Als een belastingplichtige door schending van de hoorplicht wordt benadeeld, kan een uitspraak op bezwaar niet in stand blijven. Met enkel een uitnodiging voor een hoorgesprek binnen vier werkdagen, heeft de inspecteur zich niet van zijn plicht gekweten.
In een zaak voor Rechtbank Zeeland-West-Brabant had de Belastingdienst een onderneming op 30 juni 2015 benaderd om een hoorzitting te plannen. Deze hoorzitting zou volgens de fiscus uiterlijk op 6 juli 2015 moeten plaatsvinden. De onderneming had de Belastingdienst laten weten dat zij niet in de gelegenheid was om op zo’n korte termijn te kunnen reageren. Daarop had de inspecteur het bezwaarschrift afgewezen. In geschil was of het hoorrecht in deze bezwaarprocedure was geschonden. De rechtbank oordeelde dat van belang was of de onderneming was benadeeld door schending van haar hoorrecht. De onderneming was volgens de rechtbank niet in de gelegenheid gesteld om adequaat te reageren.

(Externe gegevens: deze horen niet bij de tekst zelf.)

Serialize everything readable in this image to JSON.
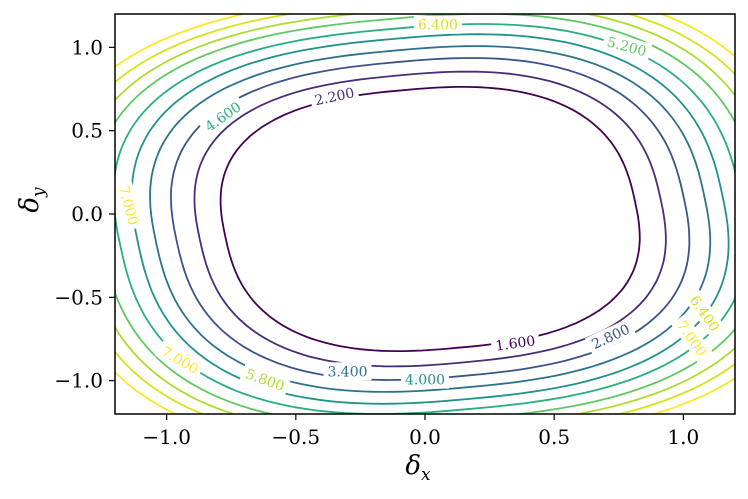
{
  "chart_data": {
    "type": "contour",
    "xlabel": "δx",
    "ylabel": "δy",
    "xlim": [
      -1.2,
      1.2
    ],
    "ylim": [
      -1.2,
      1.2
    ],
    "xticks": [
      -1.0,
      -0.5,
      0.0,
      0.5,
      1.0
    ],
    "xtick_labels": [
      "−1.0",
      "−0.5",
      "0.0",
      "0.5",
      "1.0"
    ],
    "yticks": [
      -1.0,
      -0.5,
      0.0,
      0.5,
      1.0
    ],
    "ytick_labels": [
      "−1.0",
      "−0.5",
      "0.0",
      "0.5",
      "1.0"
    ],
    "grid": false,
    "colormap": "viridis",
    "levels": [
      {
        "value": 1.6,
        "label": "1.600",
        "color": "#440154",
        "center_x": 0.02,
        "center_y": -0.03,
        "a": 0.8,
        "b": 0.78,
        "tilt": 8
      },
      {
        "value": 2.2,
        "label": "2.200",
        "color": "#472d7b",
        "center_x": 0.02,
        "center_y": -0.03,
        "a": 0.9,
        "b": 0.87,
        "tilt": 8
      },
      {
        "value": 2.8,
        "label": "2.800",
        "color": "#3b528b",
        "center_x": 0.02,
        "center_y": -0.03,
        "a": 0.99,
        "b": 0.95,
        "tilt": 8
      },
      {
        "value": 3.4,
        "label": "3.400",
        "color": "#2c728e",
        "center_x": 0.02,
        "center_y": -0.03,
        "a": 1.07,
        "b": 1.02,
        "tilt": 8
      },
      {
        "value": 4.0,
        "label": "4.000",
        "color": "#21918c",
        "center_x": 0.02,
        "center_y": -0.03,
        "a": 1.14,
        "b": 1.09,
        "tilt": 8
      },
      {
        "value": 4.6,
        "label": "4.600",
        "color": "#28ae80",
        "center_x": 0.02,
        "center_y": -0.03,
        "a": 1.21,
        "b": 1.15,
        "tilt": 8
      },
      {
        "value": 5.2,
        "label": "5.200",
        "color": "#5ec962",
        "center_x": 0.02,
        "center_y": -0.03,
        "a": 1.28,
        "b": 1.21,
        "tilt": 8
      },
      {
        "value": 5.8,
        "label": "5.800",
        "color": "#addc30",
        "center_x": 0.02,
        "center_y": -0.03,
        "a": 1.34,
        "b": 1.26,
        "tilt": 8
      },
      {
        "value": 6.4,
        "label": "6.400",
        "color": "#d8e219",
        "center_x": 0.02,
        "center_y": -0.03,
        "a": 1.4,
        "b": 1.31,
        "tilt": 8
      },
      {
        "value": 7.0,
        "label": "7.000",
        "color": "#fde725",
        "center_x": 0.02,
        "center_y": -0.03,
        "a": 1.46,
        "b": 1.36,
        "tilt": 8
      }
    ],
    "level_labels": [
      {
        "text": "1.600",
        "x": 0.35,
        "y": -0.78,
        "rotation": 8,
        "color": "#440154"
      },
      {
        "text": "2.200",
        "x": -0.35,
        "y": 0.7,
        "rotation": 12,
        "color": "#472d7b"
      },
      {
        "text": "2.800",
        "x": 0.72,
        "y": -0.74,
        "rotation": 25,
        "color": "#3b528b"
      },
      {
        "text": "3.400",
        "x": -0.3,
        "y": -0.95,
        "rotation": 0,
        "color": "#2c728e"
      },
      {
        "text": "4.000",
        "x": 0.0,
        "y": -1.0,
        "rotation": 0,
        "color": "#21918c"
      },
      {
        "text": "4.600",
        "x": -0.78,
        "y": 0.58,
        "rotation": 35,
        "color": "#28ae80"
      },
      {
        "text": "5.200",
        "x": 0.78,
        "y": 1.0,
        "rotation": -15,
        "color": "#5ec962"
      },
      {
        "text": "5.800",
        "x": -0.62,
        "y": -1.0,
        "rotation": -20,
        "color": "#addc30"
      },
      {
        "text": "6.400",
        "x": 0.05,
        "y": 1.13,
        "rotation": 0,
        "color": "#d8e219"
      },
      {
        "text": "7.000",
        "x": -0.95,
        "y": -0.88,
        "rotation": -30,
        "color": "#fde725"
      },
      {
        "text": "6.400",
        "x": 1.08,
        "y": -0.6,
        "rotation": -55,
        "color": "#d8e219"
      },
      {
        "text": "7.000",
        "x": 1.03,
        "y": -0.75,
        "rotation": -55,
        "color": "#fde725"
      },
      {
        "text": "7.000",
        "x": -1.15,
        "y": 0.05,
        "rotation": -75,
        "color": "#fde725"
      }
    ]
  }
}
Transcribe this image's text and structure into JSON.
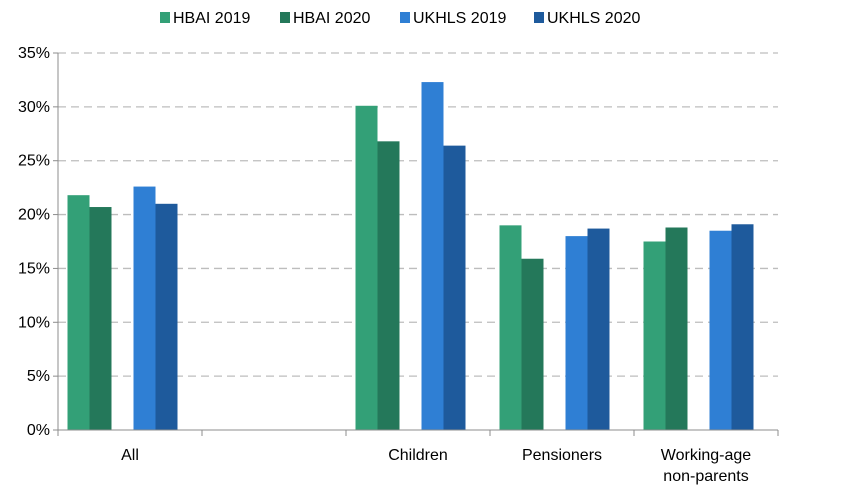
{
  "chart_data": {
    "type": "bar",
    "categories": [
      {
        "lines": [
          "All"
        ]
      },
      {
        "lines": [
          ""
        ]
      },
      {
        "lines": [
          "Children"
        ]
      },
      {
        "lines": [
          "Pensioners"
        ]
      },
      {
        "lines": [
          "Working-age",
          "non-parents"
        ]
      }
    ],
    "series": [
      {
        "name": "HBAI 2019",
        "color": "#33a077",
        "values": [
          21.8,
          null,
          30.1,
          19.0,
          17.5
        ]
      },
      {
        "name": "HBAI 2020",
        "color": "#24785a",
        "values": [
          20.7,
          null,
          26.8,
          15.9,
          18.8
        ]
      },
      {
        "name": "UKHLS 2019",
        "color": "#2f7fd4",
        "values": [
          22.6,
          null,
          32.3,
          18.0,
          18.5
        ]
      },
      {
        "name": "UKHLS 2020",
        "color": "#1e5a9c",
        "values": [
          21.0,
          null,
          26.4,
          18.7,
          19.1
        ]
      }
    ],
    "ylim": [
      0,
      35
    ],
    "yticks": [
      0,
      5,
      10,
      15,
      20,
      25,
      30,
      35
    ],
    "ytick_labels": [
      "0%",
      "5%",
      "10%",
      "15%",
      "20%",
      "25%",
      "30%",
      "35%"
    ],
    "grid": true,
    "legend_position": "top"
  }
}
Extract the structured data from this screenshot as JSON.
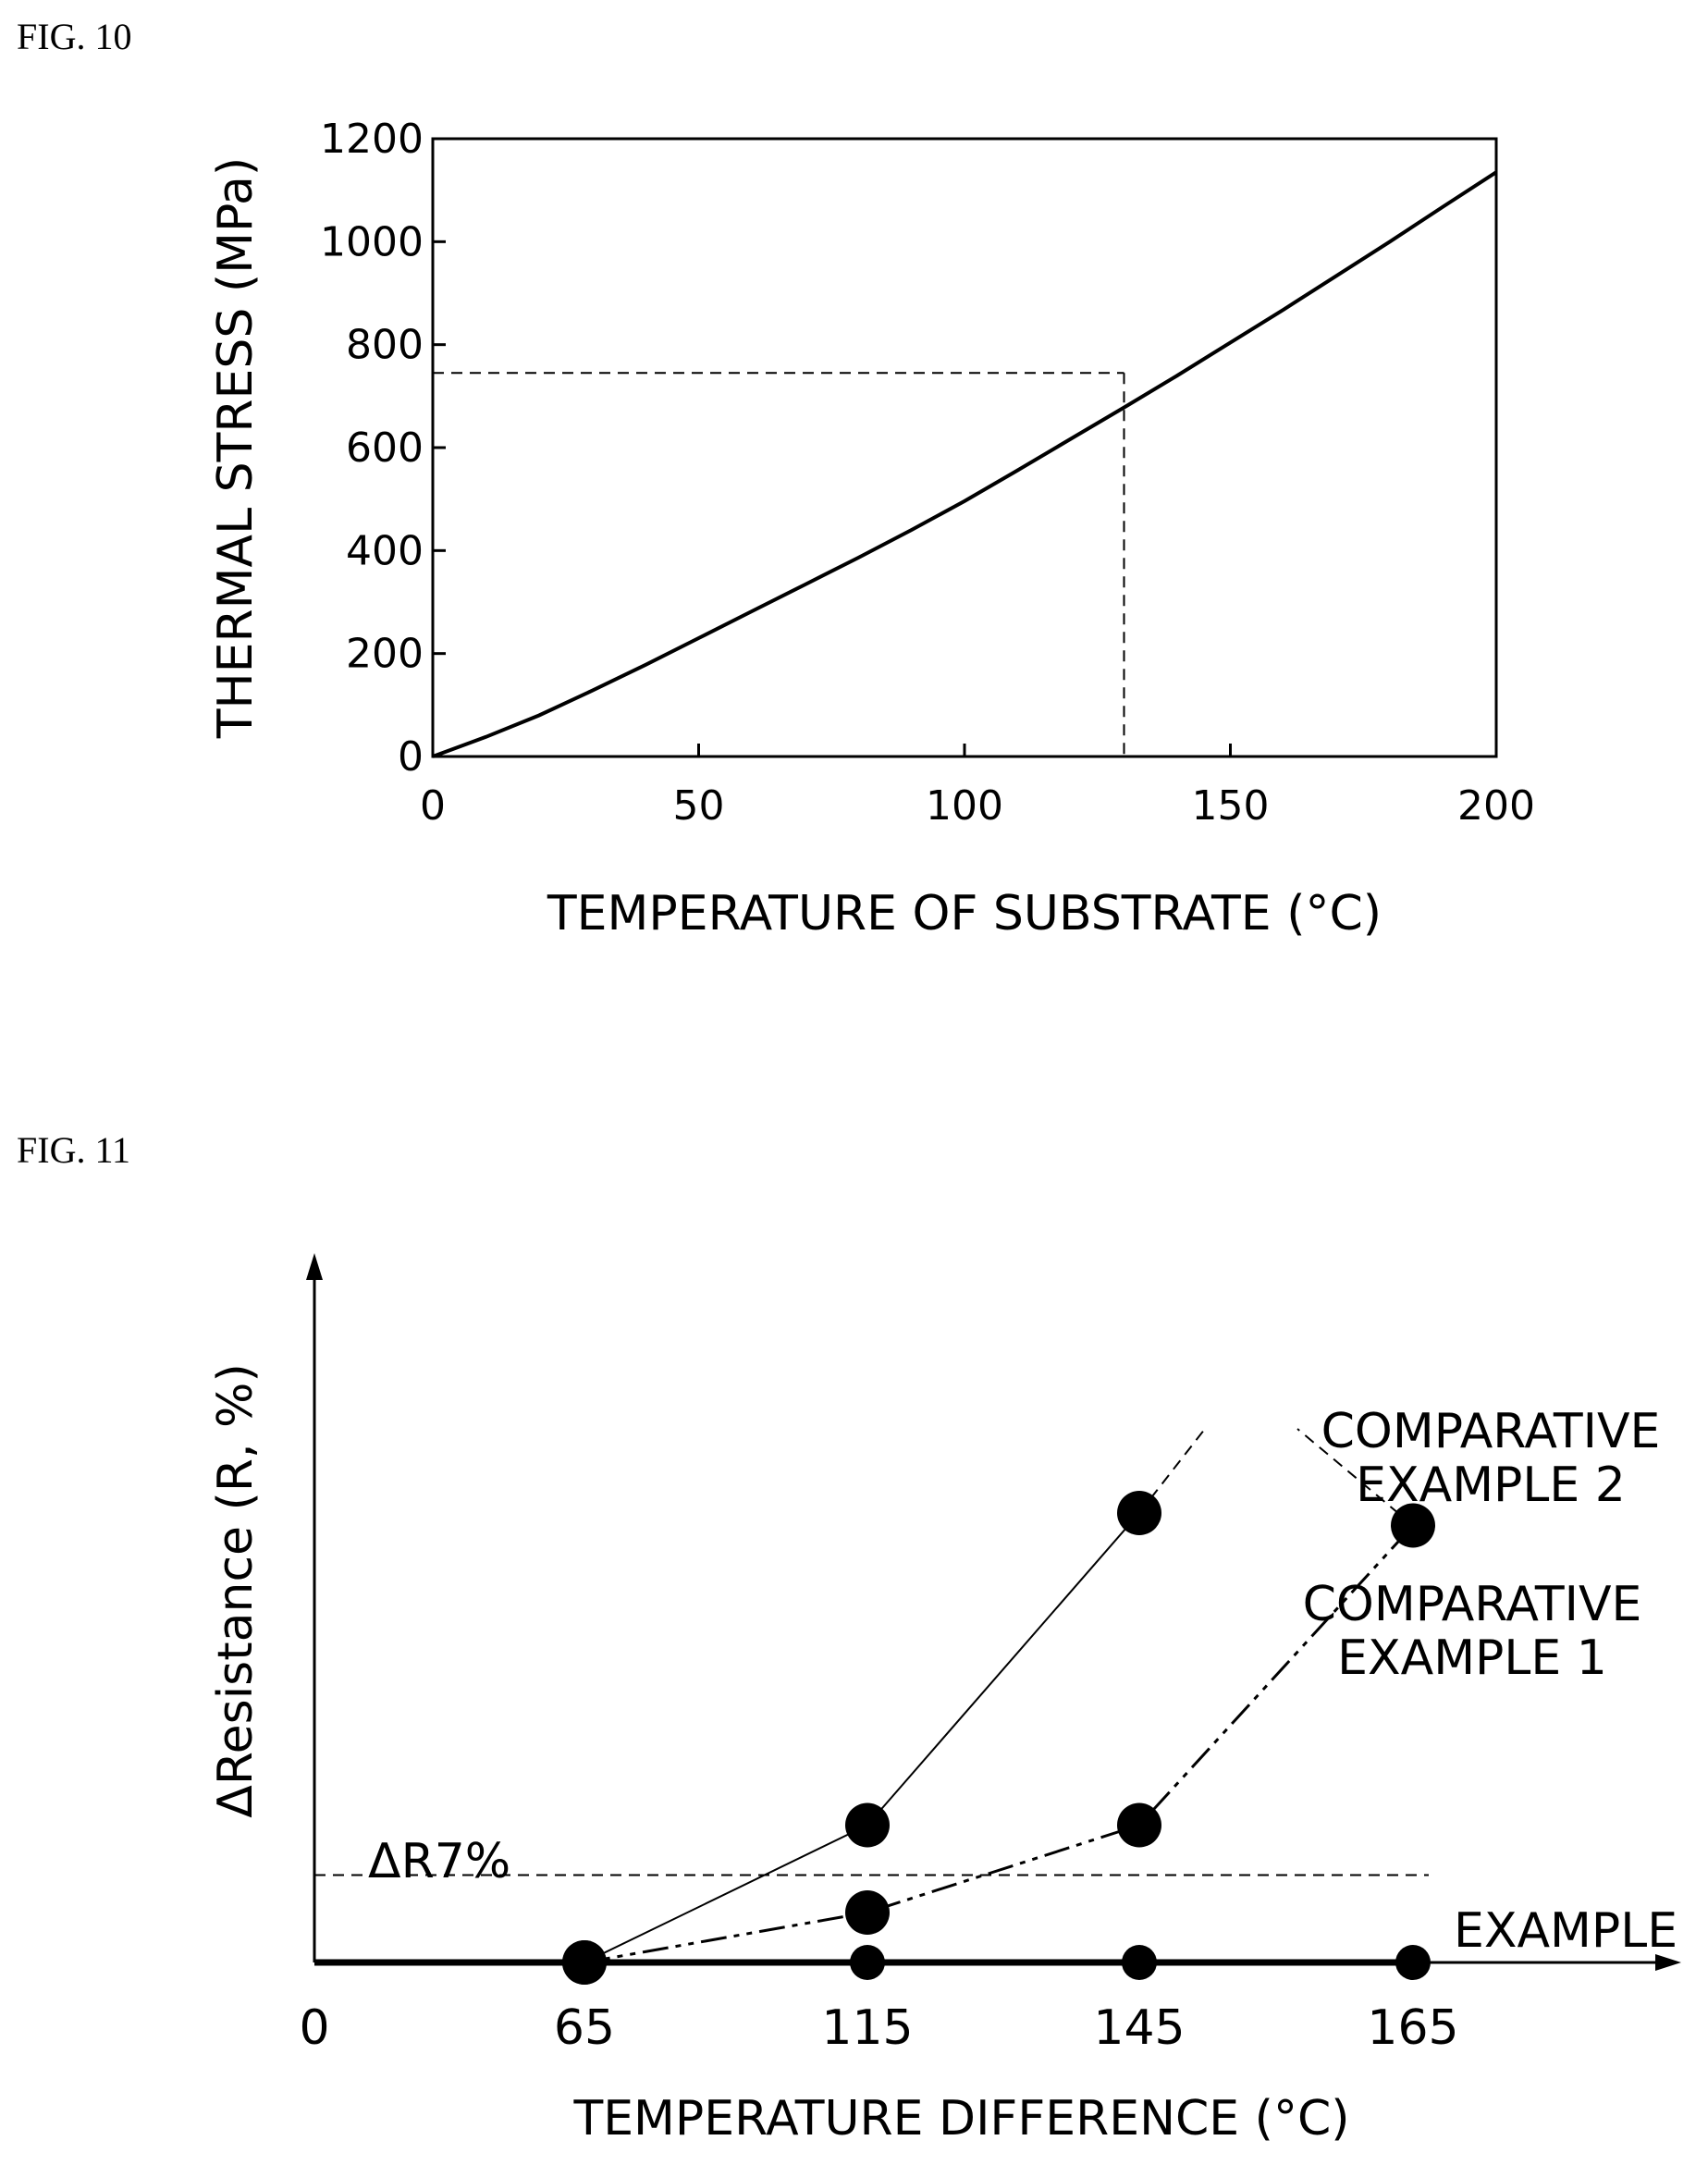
{
  "fig10_label": "FIG. 10",
  "fig11_label": "FIG. 11",
  "chart_data": [
    {
      "type": "line",
      "xlabel": "TEMPERATURE OF SUBSTRATE (°C)",
      "ylabel": "THERMAL STRESS (MPa)",
      "xlim": [
        0,
        200
      ],
      "ylim": [
        0,
        1200
      ],
      "xticks": [
        "0",
        "50",
        "100",
        "150",
        "200"
      ],
      "yticks": [
        "0",
        "200",
        "400",
        "600",
        "800",
        "1000",
        "1200"
      ],
      "series": [
        {
          "x": [
            0,
            10,
            20,
            30,
            40,
            50,
            60,
            70,
            80,
            90,
            100,
            110,
            120,
            130,
            140,
            150,
            160,
            170,
            180,
            190,
            200
          ],
          "y": [
            0,
            38,
            80,
            128,
            178,
            230,
            282,
            334,
            386,
            440,
            496,
            556,
            617,
            678,
            740,
            804,
            868,
            934,
            1000,
            1068,
            1135
          ]
        }
      ],
      "reference_point": {
        "x": 130,
        "y": 745
      },
      "grid": false,
      "color": "#000000"
    },
    {
      "type": "line",
      "xlabel": "TEMPERATURE DIFFERENCE  (°C)",
      "ylabel": "ΔResistance (R, %)",
      "xticks": [
        "0",
        "65",
        "115",
        "145",
        "165"
      ],
      "threshold_label": "ΔR7%",
      "threshold_value": 7,
      "series": [
        {
          "name": "EXAMPLE",
          "x": [
            65,
            115,
            145,
            165
          ],
          "y": [
            0,
            0,
            0,
            0
          ]
        },
        {
          "name": "COMPARATIVE EXAMPLE 1",
          "x": [
            65,
            115,
            145,
            165
          ],
          "y": [
            0,
            4,
            11,
            35
          ]
        },
        {
          "name": "COMPARATIVE EXAMPLE 2",
          "x": [
            65,
            115,
            145
          ],
          "y": [
            0,
            11,
            36
          ]
        }
      ],
      "grid": false,
      "color": "#000000"
    }
  ]
}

Door de onderneming pas op 30 juni 2015 uit te nodigen, kon de onderneming zich maar vier werkdagen voorbereiden. De rechtbank heeft daarom in deze tussenuitspraak de Belastingdienst opdracht gegeven om de onderneming alsnog te horen en zo nodig haar uitspraak op bezwaar te herzien.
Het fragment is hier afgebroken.